Sorting and ranking

Full-text queries return matches sorted by default. If nothing is specified, they are sorted by relevance, which is equivalent to ORDER BY weight() DESC in SQL format.

Non-full-text queries do not perform any sorting by default.

Extended mode

ORDER BY weight() DESC, price ASC, id DESC

Extended mode is automatically enabled when you explicitly provide sorting rules by adding the ORDER BY clause in SQL format or using the sort option via HTTP JSON.

In the sort clause, you can use any combination of up to 5 columns, each followed by asc or desc. Functions and expressions are not allowed as arguments for the sort clause, except for the weight() and random() functions (the latter can only be used via SQL in the form of ORDER BY random()). However, you can use any expression in the SELECT list and sort by its alias.

select *, a + b alias from test order by alias desc;
+------+------+------+----------+-------+
| id   | a    | b    | f        | alias |
+------+------+------+----------+-------+
|    1 |    2 |    3 | document |     5 |
+------+------+------+----------+-------+

HTTP

Sorting by attributes

Query results can be sorted by one or more attributes. Example:

{
  "index":"test",
  "query":
  {
    "match": { "title": "what was" }
  },
  "sort": [ "_score", "id" ]
}

"sort" specifies an array of attributes and/or additional properties. Each element of the array can be an attribute name or "_score" if you want to sort by match weights. In that case, the sort order defaults to ascending for attributes and descending for _score.

You can also specify the sort order explicitly. Example:

"sort":
[
  { "price":"asc" },
  "id"
]

You can also use another syntax and specify the sort order via the order property:

"sort":
[
  { "gid": { "order":"desc" } }
]

Sorting by MVA attributes is also supported in JSON queries. Sorting mode can be set via the mode property.
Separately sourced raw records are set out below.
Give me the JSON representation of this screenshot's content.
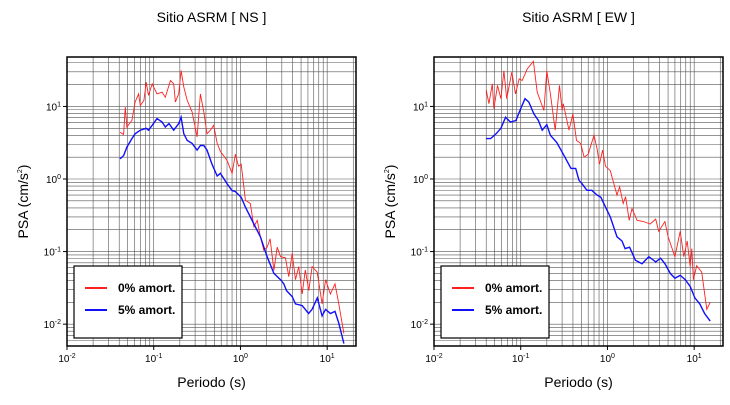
{
  "chart_data": [
    {
      "type": "line",
      "title": "Sitio ASRM [ NS ]",
      "xlabel": "Periodo (s)",
      "ylabel": {
        "text": "PSA (cm/s",
        "sup": "2",
        "close": ")"
      },
      "xscale": "log",
      "yscale": "log",
      "xlim": [
        0.01,
        21.5
      ],
      "ylim": [
        0.005,
        48
      ],
      "grid": true,
      "legend_position": "bottom-left",
      "xticks": [
        {
          "base": "10",
          "exp": "-2",
          "v": 0.01
        },
        {
          "base": "10",
          "exp": "-1",
          "v": 0.1
        },
        {
          "base": "10",
          "exp": "0",
          "v": 1
        },
        {
          "base": "10",
          "exp": "1",
          "v": 10
        }
      ],
      "yticks": [
        {
          "base": "10",
          "exp": "-2",
          "v": 0.01
        },
        {
          "base": "10",
          "exp": "-1",
          "v": 0.1
        },
        {
          "base": "10",
          "exp": "0",
          "v": 1
        },
        {
          "base": "10",
          "exp": "1",
          "v": 10
        }
      ],
      "series": [
        {
          "name": "0% amort.",
          "color": "#ff2020",
          "x": [
            0.041,
            0.045,
            0.047,
            0.049,
            0.056,
            0.061,
            0.067,
            0.07,
            0.077,
            0.082,
            0.087,
            0.096,
            0.109,
            0.125,
            0.136,
            0.156,
            0.17,
            0.178,
            0.194,
            0.207,
            0.222,
            0.243,
            0.277,
            0.316,
            0.345,
            0.378,
            0.412,
            0.45,
            0.492,
            0.54,
            0.588,
            0.702,
            0.802,
            0.875,
            0.95,
            1.02,
            1.14,
            1.3,
            1.43,
            1.56,
            1.7,
            1.86,
            2.03,
            2.2,
            2.43,
            2.65,
            2.9,
            3.3,
            3.61,
            3.95,
            4.31,
            4.7,
            5.15,
            5.6,
            6.14,
            6.7,
            7.67,
            8.75,
            9.6,
            10.9,
            12.3,
            13.6,
            15.6
          ],
          "y": [
            4.4,
            4.1,
            9.8,
            5.2,
            6.4,
            11.5,
            14.9,
            10.3,
            12.1,
            21.6,
            14.2,
            20.5,
            14.9,
            15.7,
            13.4,
            22.8,
            20.5,
            11.5,
            14.9,
            31.3,
            18.5,
            12.1,
            8.4,
            3.8,
            14.9,
            8.4,
            4.2,
            4.7,
            5.5,
            3.1,
            2.4,
            1.8,
            1.2,
            2.2,
            1.5,
            1.6,
            0.51,
            0.46,
            0.22,
            0.27,
            0.16,
            0.104,
            0.115,
            0.15,
            0.055,
            0.115,
            0.085,
            0.082,
            0.045,
            0.094,
            0.041,
            0.062,
            0.026,
            0.056,
            0.029,
            0.062,
            0.052,
            0.019,
            0.041,
            0.026,
            0.036,
            0.019,
            0.0074
          ]
        },
        {
          "name": "5% amort.",
          "color": "#1010ff",
          "x": [
            0.041,
            0.045,
            0.049,
            0.056,
            0.061,
            0.07,
            0.082,
            0.087,
            0.096,
            0.109,
            0.125,
            0.136,
            0.15,
            0.17,
            0.194,
            0.207,
            0.222,
            0.243,
            0.277,
            0.316,
            0.345,
            0.378,
            0.412,
            0.47,
            0.54,
            0.588,
            0.702,
            0.802,
            0.875,
            1.02,
            1.14,
            1.43,
            1.7,
            2.03,
            2.43,
            2.9,
            3.16,
            3.4,
            3.95,
            4.31,
            5.15,
            6.1,
            6.7,
            7.7,
            8.75,
            9.6,
            10.9,
            12.3,
            13.6,
            15.6
          ],
          "y": [
            1.9,
            2.1,
            2.75,
            3.6,
            4.2,
            4.7,
            5.0,
            4.7,
            5.5,
            6.8,
            6.1,
            5.2,
            5.8,
            4.7,
            5.8,
            7.1,
            4.2,
            3.4,
            3.1,
            2.5,
            2.9,
            2.9,
            2.5,
            1.6,
            1.1,
            1.2,
            0.86,
            0.69,
            0.67,
            0.56,
            0.41,
            0.24,
            0.16,
            0.085,
            0.05,
            0.041,
            0.036,
            0.029,
            0.024,
            0.019,
            0.018,
            0.014,
            0.016,
            0.023,
            0.013,
            0.016,
            0.014,
            0.015,
            0.0103,
            0.0054
          ]
        }
      ]
    },
    {
      "type": "line",
      "title": "Sitio ASRM [ EW ]",
      "xlabel": "Periodo (s)",
      "ylabel": {
        "text": "PSA (cm/s",
        "sup": "2",
        "close": ")"
      },
      "xscale": "log",
      "yscale": "log",
      "xlim": [
        0.01,
        21.5
      ],
      "ylim": [
        0.005,
        48
      ],
      "grid": true,
      "legend_position": "bottom-left",
      "xticks": [
        {
          "base": "10",
          "exp": "-2",
          "v": 0.01
        },
        {
          "base": "10",
          "exp": "-1",
          "v": 0.1
        },
        {
          "base": "10",
          "exp": "0",
          "v": 1
        },
        {
          "base": "10",
          "exp": "1",
          "v": 10
        }
      ],
      "yticks": [
        {
          "base": "10",
          "exp": "-2",
          "v": 0.01
        },
        {
          "base": "10",
          "exp": "-1",
          "v": 0.1
        },
        {
          "base": "10",
          "exp": "0",
          "v": 1
        },
        {
          "base": "10",
          "exp": "1",
          "v": 10
        }
      ],
      "series": [
        {
          "name": "0% amort.",
          "color": "#ff2020",
          "x": [
            0.04,
            0.043,
            0.047,
            0.049,
            0.054,
            0.059,
            0.064,
            0.069,
            0.079,
            0.087,
            0.096,
            0.104,
            0.119,
            0.14,
            0.155,
            0.185,
            0.2,
            0.22,
            0.25,
            0.28,
            0.3,
            0.31,
            0.36,
            0.4,
            0.44,
            0.49,
            0.54,
            0.6,
            0.7,
            0.76,
            0.81,
            0.88,
            0.95,
            1.08,
            1.29,
            1.38,
            1.52,
            1.62,
            1.78,
            1.92,
            2.2,
            2.6,
            3.1,
            3.6,
            3.9,
            4.6,
            5.0,
            6.0,
            6.9,
            7.6,
            8.3,
            9.0,
            9.4,
            9.8,
            10.7,
            12.2,
            14.0,
            15.3
          ],
          "y": [
            16.9,
            10.9,
            20.5,
            9.3,
            19.5,
            12.8,
            31,
            12.8,
            29.6,
            14.9,
            24,
            22.8,
            33,
            42,
            15.7,
            8.8,
            31,
            14.9,
            4.7,
            19.5,
            8.8,
            10.9,
            4.7,
            7.9,
            3.4,
            3.1,
            2.0,
            2.2,
            4.0,
            2.6,
            1.6,
            2.5,
            1.5,
            1.3,
            0.6,
            0.78,
            0.46,
            0.57,
            0.27,
            0.39,
            0.27,
            0.26,
            0.24,
            0.28,
            0.19,
            0.26,
            0.16,
            0.085,
            0.19,
            0.085,
            0.14,
            0.062,
            0.11,
            0.041,
            0.064,
            0.052,
            0.016,
            0.02
          ]
        },
        {
          "name": "5% amort.",
          "color": "#1010ff",
          "x": [
            0.04,
            0.045,
            0.052,
            0.059,
            0.067,
            0.076,
            0.088,
            0.1,
            0.112,
            0.124,
            0.142,
            0.16,
            0.177,
            0.2,
            0.22,
            0.26,
            0.31,
            0.38,
            0.43,
            0.47,
            0.51,
            0.58,
            0.66,
            0.76,
            0.84,
            0.95,
            1.08,
            1.29,
            1.47,
            1.6,
            1.8,
            2.1,
            2.5,
            3.0,
            3.6,
            4.1,
            4.6,
            5.3,
            6.0,
            6.9,
            7.9,
            9.0,
            10.2,
            11.6,
            13.2,
            15.3
          ],
          "y": [
            3.6,
            3.6,
            4.2,
            5.0,
            7.1,
            6.1,
            6.4,
            9.3,
            12.8,
            11.5,
            7.9,
            6.4,
            4.7,
            5.6,
            4.0,
            3.2,
            2.2,
            1.4,
            1.4,
            0.96,
            0.86,
            0.7,
            0.7,
            0.6,
            0.56,
            0.41,
            0.3,
            0.16,
            0.14,
            0.11,
            0.115,
            0.076,
            0.068,
            0.085,
            0.072,
            0.081,
            0.068,
            0.05,
            0.043,
            0.047,
            0.041,
            0.033,
            0.023,
            0.019,
            0.014,
            0.011
          ]
        }
      ]
    }
  ]
}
The following modes are supported:

Example:

"sort":
[
  { "attr_mva": { "order":"desc", "mode":"max" } }
]

When sorting on an attribute, match weight (score) calculation is disabled by default (no ranker is used). You can enable weight calculation by setting the track_scores property to true:

{
  "index":"test",
  "track_scores":true,
  "query": { "match": { "title": "what was" } },
  "sort": [ { "gid": { "order":"desc" } } ]
}

Ranking overview

Ranking (also known as weighting) of search results can be defined as a process of computing a so-called relevance (weight) for every given matched document regards to a given query that matched it. So relevance is, in the end, just a number attached to every document that estimates how relevant the document is to the query. Search results can then be sorted based on this number and/or some additional parameters, so that the most sought-after results would appear higher on the results page.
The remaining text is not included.